The centre for excellence brings together Tasmania’s whisky industry and scientists from the University of Tasmania.
The effort will fine-tune how to grow the best barley for whisky, use real-time data to monitor growth and to refine the qualities that make Tasmanian whiskey so unique.
Distillers believe the project will be a game-changer.
“We can see that in the future, in the Derwent Valley, it can be a billion-dollar industry,” Redlands Estate distiller Peter Hope said.
“I know that sounds maybe far-fetched but it’s not.”
Mr Hope believes that barley, the key crop used in whisky making, will one day outstrip poppies as Tasmania’s richest crop.
“In Tasmania at the moment the most profitable crop you can grow is poppies,” he said.
“Well, in the system we’re talking about, barley will be the most profitable crop.”

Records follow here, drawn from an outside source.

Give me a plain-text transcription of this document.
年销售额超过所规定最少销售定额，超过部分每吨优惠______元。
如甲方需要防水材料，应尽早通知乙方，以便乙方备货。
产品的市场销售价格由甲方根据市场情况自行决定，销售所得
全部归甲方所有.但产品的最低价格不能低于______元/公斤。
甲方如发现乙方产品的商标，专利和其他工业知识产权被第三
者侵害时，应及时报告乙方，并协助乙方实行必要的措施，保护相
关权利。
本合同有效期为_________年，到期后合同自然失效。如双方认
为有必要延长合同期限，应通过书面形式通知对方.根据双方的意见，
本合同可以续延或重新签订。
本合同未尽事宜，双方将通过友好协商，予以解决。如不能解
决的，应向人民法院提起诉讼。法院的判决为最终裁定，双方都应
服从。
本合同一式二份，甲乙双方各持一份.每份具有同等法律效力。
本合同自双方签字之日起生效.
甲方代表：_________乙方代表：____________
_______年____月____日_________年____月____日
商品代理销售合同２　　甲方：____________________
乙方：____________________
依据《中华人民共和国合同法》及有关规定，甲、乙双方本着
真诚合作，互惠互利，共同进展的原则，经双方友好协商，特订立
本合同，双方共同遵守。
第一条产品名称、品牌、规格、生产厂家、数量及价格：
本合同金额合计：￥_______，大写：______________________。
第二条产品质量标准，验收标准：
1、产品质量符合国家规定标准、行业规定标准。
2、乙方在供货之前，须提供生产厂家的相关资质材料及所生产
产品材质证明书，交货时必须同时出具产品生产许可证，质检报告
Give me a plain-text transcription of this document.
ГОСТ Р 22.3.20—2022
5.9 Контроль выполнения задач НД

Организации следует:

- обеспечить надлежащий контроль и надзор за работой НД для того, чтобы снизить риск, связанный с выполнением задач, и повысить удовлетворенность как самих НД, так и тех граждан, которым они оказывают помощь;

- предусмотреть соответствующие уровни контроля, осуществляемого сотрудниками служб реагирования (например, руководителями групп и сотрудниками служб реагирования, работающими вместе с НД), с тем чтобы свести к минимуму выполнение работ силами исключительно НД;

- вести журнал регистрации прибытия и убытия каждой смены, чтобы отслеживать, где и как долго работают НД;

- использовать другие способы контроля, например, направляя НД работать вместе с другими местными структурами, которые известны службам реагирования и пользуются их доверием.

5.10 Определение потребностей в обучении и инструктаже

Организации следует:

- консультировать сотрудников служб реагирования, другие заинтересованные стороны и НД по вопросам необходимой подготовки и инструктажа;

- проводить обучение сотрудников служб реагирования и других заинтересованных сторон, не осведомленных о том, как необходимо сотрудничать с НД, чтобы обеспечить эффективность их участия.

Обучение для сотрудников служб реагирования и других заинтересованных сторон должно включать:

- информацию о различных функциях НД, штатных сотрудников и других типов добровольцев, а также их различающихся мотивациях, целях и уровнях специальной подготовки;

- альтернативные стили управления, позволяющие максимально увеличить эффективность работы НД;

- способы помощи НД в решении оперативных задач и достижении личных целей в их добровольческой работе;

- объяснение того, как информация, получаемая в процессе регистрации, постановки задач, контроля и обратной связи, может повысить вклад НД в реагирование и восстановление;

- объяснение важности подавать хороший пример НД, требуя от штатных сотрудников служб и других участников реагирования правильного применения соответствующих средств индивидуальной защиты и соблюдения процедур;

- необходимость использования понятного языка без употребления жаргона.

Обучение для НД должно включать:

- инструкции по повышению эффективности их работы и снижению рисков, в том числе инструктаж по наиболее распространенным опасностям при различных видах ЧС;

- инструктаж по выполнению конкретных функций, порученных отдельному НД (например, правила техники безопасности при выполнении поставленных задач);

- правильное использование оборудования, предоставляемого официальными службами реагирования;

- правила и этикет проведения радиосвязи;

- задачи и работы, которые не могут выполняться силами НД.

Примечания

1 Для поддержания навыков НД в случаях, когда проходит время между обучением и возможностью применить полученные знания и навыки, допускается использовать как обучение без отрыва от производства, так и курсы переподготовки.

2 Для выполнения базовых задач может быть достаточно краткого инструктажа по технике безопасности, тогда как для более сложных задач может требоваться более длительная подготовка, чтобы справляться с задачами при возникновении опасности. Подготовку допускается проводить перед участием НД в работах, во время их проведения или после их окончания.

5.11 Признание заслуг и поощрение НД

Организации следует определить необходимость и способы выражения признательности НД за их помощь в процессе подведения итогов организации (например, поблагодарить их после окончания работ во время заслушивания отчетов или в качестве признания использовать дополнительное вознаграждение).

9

The new project will see drones being used to survey the barley crop and spot disease.
Soil monitors will help distillers determine how best to balance moisture and temperature to get the best results.
The objective is to get the absolute best out of the all-important barley crop.
“The sustainable growing of what’s known as high-quality Tasmanian barley is very, very important for the future of our industry,” said Bill Lark of the Lark Distillery.
Researchers will also analyse the spirit to quantify what makes up a Tasmanian whisky’s taste.